Two American scholars recently debunked the myth of the Chinese "debt trap," saying that exhaustive research shows that Chinese banks have never actually seized an asset from any country and are willing to restructure the terms of existing loans.
They called the Chinese debt-trap narrative "a lie, and a powerful one." Deborah Brautigam, one of the authors of the research, published their findings in The Atlantic along with a professor from Harvard Business School last week.
For years, there has been an anecdotal myth saying that China inveigles poorer countries to take loans that they can't afford to build expensive infrastructure, and when they can't pay back the loan, China would try to take control of those assets from borrowers, according to the paper.
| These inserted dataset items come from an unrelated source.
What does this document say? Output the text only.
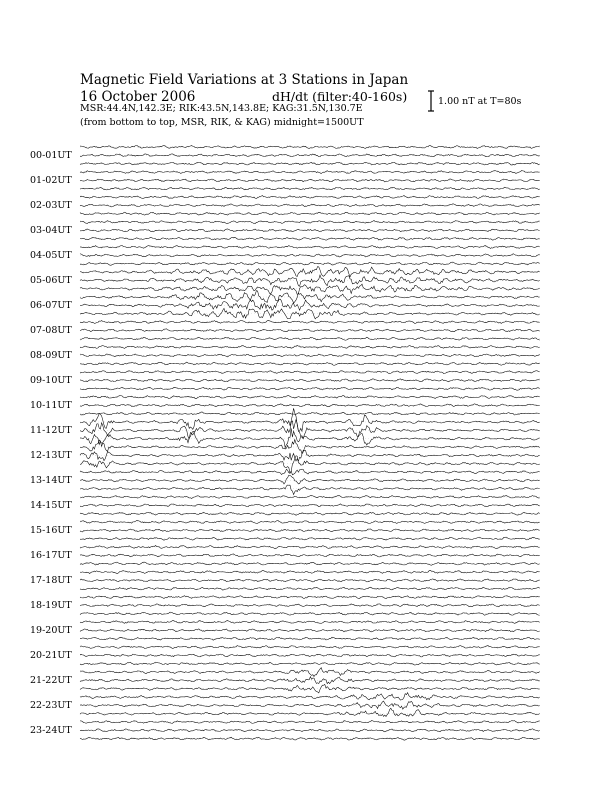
Magnetic Field Variations at 3 Stations in Japan
16 October 2006	dH/dt (filter:40-160s)
MSR:44.4N,142.3E; RIK:43.5N,143.8E; KAG:31.5N,130.7E
(from bottom to top, MSR, RIK, & KAG) midnight=1500UT
1.00 nT at T=80s
00-01UT
01-02UT
02-03UT
03-04UT
04-05UT
05-06UT
06-07UT
07-08UT
08-09UT
09-10UT
10-11UT
11-12UT
12-13UT
13-14UT
14-15UT
15-16UT
16-17UT
17-18UT
18-19UT
19-20UT
20-21UT
21-22UT
22-23UT
23-24UT
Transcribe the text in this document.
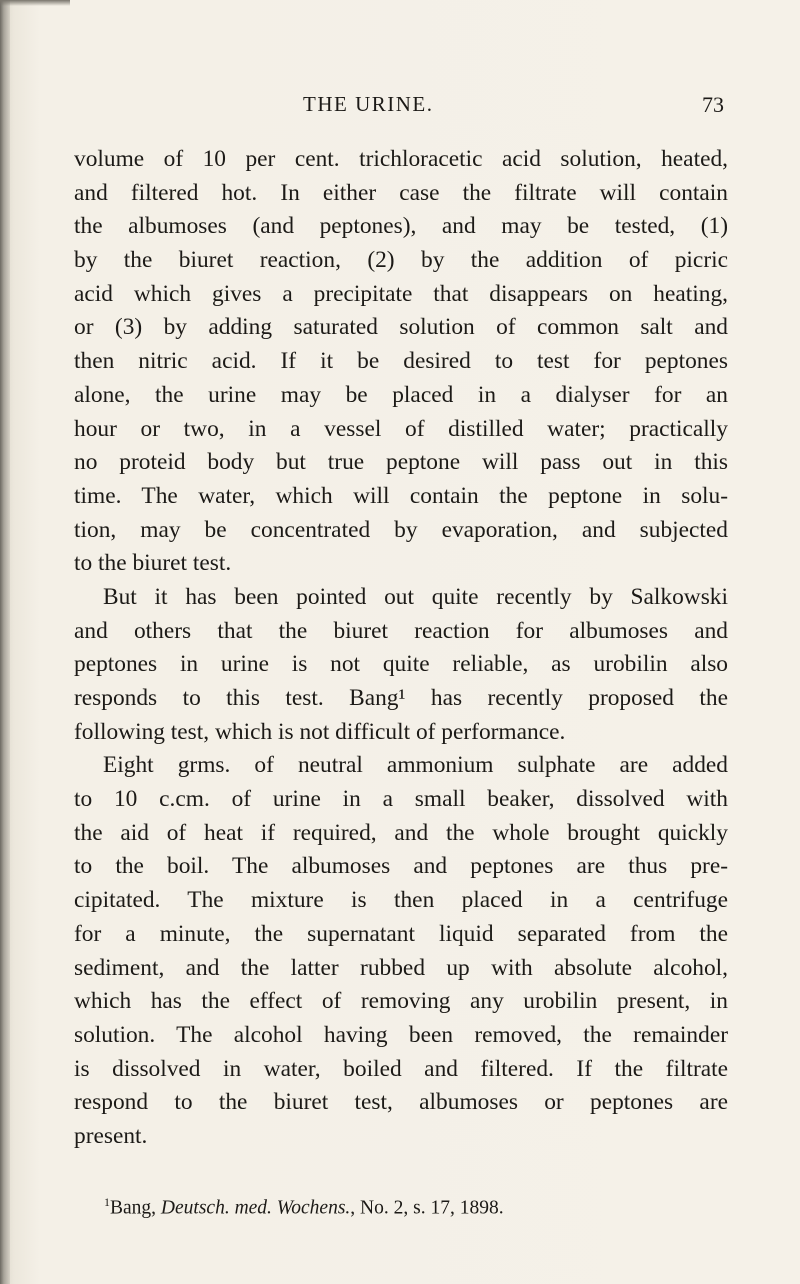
THE URINE.	73
volume of 10 per cent. trichloracetic acid solution, heated,
and filtered hot. In either case the filtrate will contain
the albumoses (and peptones), and may be tested, (1)
by the biuret reaction, (2) by the addition of picric
acid which gives a precipitate that disappears on heating,
or (3) by adding saturated solution of common salt and
then nitric acid. If it be desired to test for peptones
alone, the urine may be placed in a dialyser for an
hour or two, in a vessel of distilled water; practically
no proteid body but true peptone will pass out in this
time. The water, which will contain the peptone in solu-
tion, may be concentrated by evaporation, and subjected
to the biuret test.
But it has been pointed out quite recently by Salkowski
and others that the biuret reaction for albumoses and
peptones in urine is not quite reliable, as urobilin also
responds to this test. Bang¹ has recently proposed the
following test, which is not difficult of performance.
Eight grms. of neutral ammonium sulphate are added
to 10 c.cm. of urine in a small beaker, dissolved with
the aid of heat if required, and the whole brought quickly
to the boil. The albumoses and peptones are thus pre-
cipitated. The mixture is then placed in a centrifuge
for a minute, the supernatant liquid separated from the
sediment, and the latter rubbed up with absolute alcohol,
which has the effect of removing any urobilin present, in
solution. The alcohol having been removed, the remainder
is dissolved in water, boiled and filtered. If the filtrate
respond to the biuret test, albumoses or peptones are
present.
$^1$Bang, Deutsch. med. Wochens., No. 2, s. 17, 1898.
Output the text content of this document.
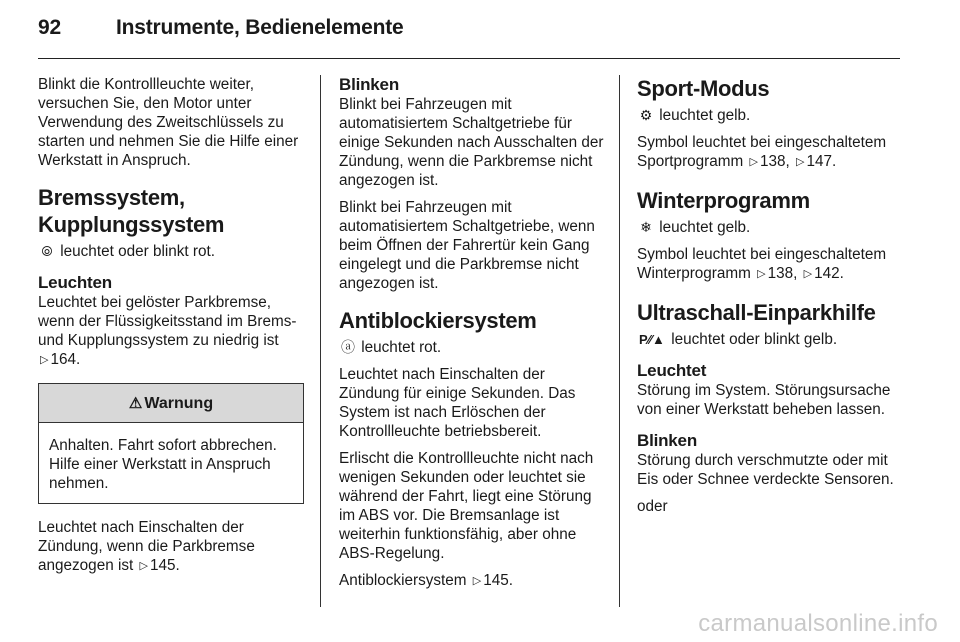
92	Instrumente, Bedienelemente

Blinkt die Kontrollleuchte weiter, versuchen Sie, den Motor unter Verwendung des Zweitschlüssels zu starten und nehmen Sie die Hilfe einer Werkstatt in Anspruch.

Bremssystem,
Kupplungssystem

⦾ leuchtet oder blinkt rot.

Leuchten

Leuchtet bei gelöster Parkbremse, wenn der Flüssigkeitsstand im Brems- und Kupplungssystem zu niedrig ist ▷ 164.

⚠ Warnung
Anhalten. Fahrt sofort abbrechen. Hilfe einer Werkstatt in Anspruch nehmen.

Leuchtet nach Einschalten der Zündung, wenn die Parkbremse angezogen ist ▷ 145.

Blinken

Blinkt bei Fahrzeugen mit automatisiertem Schaltgetriebe für einige Sekunden nach Ausschalten der Zündung, wenn die Parkbremse nicht angezogen ist.

Blinkt bei Fahrzeugen mit automatisiertem Schaltgetriebe, wenn beim Öffnen der Fahrertür kein Gang eingelegt und die Parkbremse nicht angezogen ist.

Antiblockiersystem

ⓐ leuchtet rot.

Leuchtet nach Einschalten der Zündung für einige Sekunden. Das System ist nach Erlöschen der Kontrollleuchte betriebsbereit.

Erlischt die Kontrollleuchte nicht nach wenigen Sekunden oder leuchtet sie während der Fahrt, liegt eine Störung im ABS vor. Die Bremsanlage ist weiterhin funktionsfähig, aber ohne ABS-Regelung.

Antiblockiersystem ▷ 145.

Sport-Modus

⚙ leuchtet gelb.

Symbol leuchtet bei eingeschaltetem Sportprogramm ▷ 138, ▷ 147.

Winterprogramm

❄ leuchtet gelb.

Symbol leuchtet bei eingeschaltetem Winterprogramm ▷ 138, ▷ 142.

Ultraschall-Einparkhilfe

P⁄⁄▲ leuchtet oder blinkt gelb.

Leuchtet

Störung im System. Störungsursache von einer Werkstatt beheben lassen.

Blinken

Störung durch verschmutzte oder mit Eis oder Schnee verdeckte Sensoren.

oder

carmanualsonline.info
One such myth is that a Chinese firm pushed Sri Lanka to borrow money for the construction of Hambantota port, and a Chinese firm eventually took over the port when Sri Lanka defaulted on the debt.
However, the academics found it to be a lie. According to the research paper, around two decades ago, a Canadian company, then a Danish company both explored the feasibility of building the port at Hambantota, a city in the southern tip of Sri Lanka. They didn't move forward due to a variety of reasons. Then Sri Lanka's government approached the U.S. and India with the plan of building a port there, and both denied. Meanwhile, China Harbor Group learned the Sri Lanka government's hope, and won the contract, backed by China Eximbank.
Sri Lanka's debt burden soared since the government embarked on a debt-financed push to build and improve the country's infrastructure after the civil war came to an end in 2009. According to The Atlantic, of the $4.5 billion in debt service Sri Lanka would pay in 2017, only five percent was because of Hambantota, and the central bank governors under both Rajapaksa and Sirisena said that "Hambantota, and Chinese finance in general, was not the source of the country's financial distress."
When responding to former U.S. Vice President Mike Pence worrying that Hambantota could become a "forward military base" for China, the report explained that Hambantota's location is strategic only from a business perspective. "The port is cut into the coast to avoid the Indian Ocean's heavy swells, and its narrow channel allows only one ship to enter or exit at a time, typically with the aid of a tugboat. In the event of a military conflict, naval vessels stationed there would be proverbial fish in a barrel," the report says.
The Atlantic mentioned that companies from other countries have also benefited from Chinese-financed projects. For instance, Meghraj, an Indian-led company, joined the UK-based engineering firm Atkins in an international consortium to write the long-term plan for Hambantota Port and for the development of a new business zone.
As for authors, one is Deborah Brautigam, a professor of International Political Economy at the School of Advanced International Studies at Johns Hopkins University while the other one is Meg Rithmire, an associate professor at Harvard Business School.